Bringing the prairie to LIFE
JSO Farms was formed in 2012 but the seeds of its foundation literally go way back; way, way back.
JSO Farms, which is owned jointly by Jason and his father, Bill Olson, produce native prairie grass and flower seed.
Feder Prairie Seeds had been started by Wayne Feder, of rural Blue Earth, in the 1990s. JSO Farms bought out Feder in 2002 but did not change the name of the business until 2012.
Jason was working for the Minnesota Zoo in Apple Valley when the opportunity to acquire Feder Seeds came along.
“We used to do retail sales,” Jason Olson explains, “But we sold that part of the business to Shooting Star Native Seeds in Spring Grove in 2013.”
The operation produces more flower seed than grass seed.
“We do not grow anything which is not native to southern Minnesota,” Olson says.
A normal planting season for flowers and grasses would begin in late October and continue into November. The seeds are planted at this time so they can go through a stratification period.
A stratification period, according to Olson, is when the seeds go through a freeze-thaw cycle thereby breaking the dormancy phase and allowing the seeds to germinate the following spring.
JSO farms also utilizes a small green house for starting some flowers. These plants are then transplanted in the field in the spring.
Depending on what crop is being grown, it may be planted in 40-inch rows or solid seeded.
Before the crop pokes through the ground in the spring, the Olsons will be out spraying, usually by late April, to kill perennial and summer annual weeds.
The crops which are planted in rows can be cultivated by machine. There are some sprays which can be used, but like conventional crops, not every spray is safe to use on every crop.
The solid seeded crops must be hand-weeded. The plots are usually two acres, so when family and local crews come to do the weeding, it is not so overwhelming to get one plot done.

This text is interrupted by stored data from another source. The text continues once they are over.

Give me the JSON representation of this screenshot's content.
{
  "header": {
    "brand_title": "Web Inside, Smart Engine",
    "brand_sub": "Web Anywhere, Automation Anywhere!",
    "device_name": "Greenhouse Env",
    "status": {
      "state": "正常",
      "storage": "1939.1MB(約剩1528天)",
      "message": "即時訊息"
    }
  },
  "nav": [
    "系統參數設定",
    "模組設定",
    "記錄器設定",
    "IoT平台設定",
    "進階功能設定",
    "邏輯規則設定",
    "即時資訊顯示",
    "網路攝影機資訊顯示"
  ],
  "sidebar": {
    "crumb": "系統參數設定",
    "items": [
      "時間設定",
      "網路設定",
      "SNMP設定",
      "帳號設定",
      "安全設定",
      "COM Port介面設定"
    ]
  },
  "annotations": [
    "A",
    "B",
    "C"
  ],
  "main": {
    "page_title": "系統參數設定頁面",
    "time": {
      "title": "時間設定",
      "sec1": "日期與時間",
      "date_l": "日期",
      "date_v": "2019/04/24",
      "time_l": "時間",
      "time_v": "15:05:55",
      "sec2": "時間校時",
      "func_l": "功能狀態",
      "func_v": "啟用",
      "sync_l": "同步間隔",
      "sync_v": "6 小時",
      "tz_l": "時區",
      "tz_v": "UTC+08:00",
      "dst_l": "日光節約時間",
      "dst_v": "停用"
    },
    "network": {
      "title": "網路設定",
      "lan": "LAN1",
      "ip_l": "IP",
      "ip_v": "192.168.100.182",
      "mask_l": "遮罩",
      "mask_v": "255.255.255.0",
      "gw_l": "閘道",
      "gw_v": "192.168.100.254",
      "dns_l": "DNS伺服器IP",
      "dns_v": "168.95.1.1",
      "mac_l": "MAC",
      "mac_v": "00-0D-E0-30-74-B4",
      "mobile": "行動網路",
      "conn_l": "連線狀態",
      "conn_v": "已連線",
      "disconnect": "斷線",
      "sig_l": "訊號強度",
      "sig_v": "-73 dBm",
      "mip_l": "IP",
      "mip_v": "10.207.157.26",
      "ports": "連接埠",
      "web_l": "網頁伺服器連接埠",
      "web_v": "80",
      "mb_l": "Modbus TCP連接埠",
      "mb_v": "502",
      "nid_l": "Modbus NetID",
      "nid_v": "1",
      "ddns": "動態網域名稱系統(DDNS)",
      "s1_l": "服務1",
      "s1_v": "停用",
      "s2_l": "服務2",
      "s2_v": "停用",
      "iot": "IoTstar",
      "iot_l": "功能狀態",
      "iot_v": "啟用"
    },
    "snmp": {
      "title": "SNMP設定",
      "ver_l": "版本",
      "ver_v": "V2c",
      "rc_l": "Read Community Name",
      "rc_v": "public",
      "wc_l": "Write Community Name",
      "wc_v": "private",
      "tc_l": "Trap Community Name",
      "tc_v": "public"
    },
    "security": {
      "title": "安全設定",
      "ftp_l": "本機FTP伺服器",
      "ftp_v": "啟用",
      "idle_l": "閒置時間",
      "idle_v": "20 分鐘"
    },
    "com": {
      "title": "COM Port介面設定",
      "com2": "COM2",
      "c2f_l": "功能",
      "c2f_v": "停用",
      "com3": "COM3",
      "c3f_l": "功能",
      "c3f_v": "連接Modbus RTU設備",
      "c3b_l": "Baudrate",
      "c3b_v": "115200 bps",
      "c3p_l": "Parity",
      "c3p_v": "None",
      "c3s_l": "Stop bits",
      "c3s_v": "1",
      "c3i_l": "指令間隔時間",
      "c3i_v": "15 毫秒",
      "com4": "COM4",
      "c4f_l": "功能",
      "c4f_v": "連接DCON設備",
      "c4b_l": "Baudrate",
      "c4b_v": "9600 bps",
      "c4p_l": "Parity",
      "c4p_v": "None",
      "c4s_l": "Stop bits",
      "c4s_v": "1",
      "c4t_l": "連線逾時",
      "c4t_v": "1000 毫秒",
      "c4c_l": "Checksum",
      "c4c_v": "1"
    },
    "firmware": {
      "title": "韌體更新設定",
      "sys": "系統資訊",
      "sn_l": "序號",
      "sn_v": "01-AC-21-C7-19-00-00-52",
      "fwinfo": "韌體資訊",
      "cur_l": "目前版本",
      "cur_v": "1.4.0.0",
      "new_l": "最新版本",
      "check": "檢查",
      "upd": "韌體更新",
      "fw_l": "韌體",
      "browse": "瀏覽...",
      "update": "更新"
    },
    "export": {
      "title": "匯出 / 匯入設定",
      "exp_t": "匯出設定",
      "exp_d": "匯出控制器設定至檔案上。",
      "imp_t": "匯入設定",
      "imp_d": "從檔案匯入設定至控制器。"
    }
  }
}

“It is like large-scale gardening,” Olson comments.
The first year a crop is planted it is not harvested. It is mowed as a form of weed control and is not allowed to flower.
The second year the flowers are allowed to grow and a decent harvest will usually occur.
It is the third year which most often results in the best harvest, according to Olson, although it is possible to get some good crops in years four and five.
During the growing season the crop will be inspected by someone from the Minnesota Crop Improvement Association (MCIA).
The MCIA will verify the genetic identity of native grasses and wildflowers has been maintained through all phases of seed production. In addition to checking the seed production sites, MCIA also verifies the seed source and does testing of the seed.
MCIA will then issue seed labels or certificates to producers whose production has met all verification standards.
Similar to conventional farming, Olson explains they have a crop rotation for growing their native plants. Their rotation is just different.
When a field of native flowers or grasses is deemed to be past its productive life, it is plowed up. The following year it will be planted to soybeans, the next year corn, then soybeans for two more years before it would be planted to flowers again, Olson says.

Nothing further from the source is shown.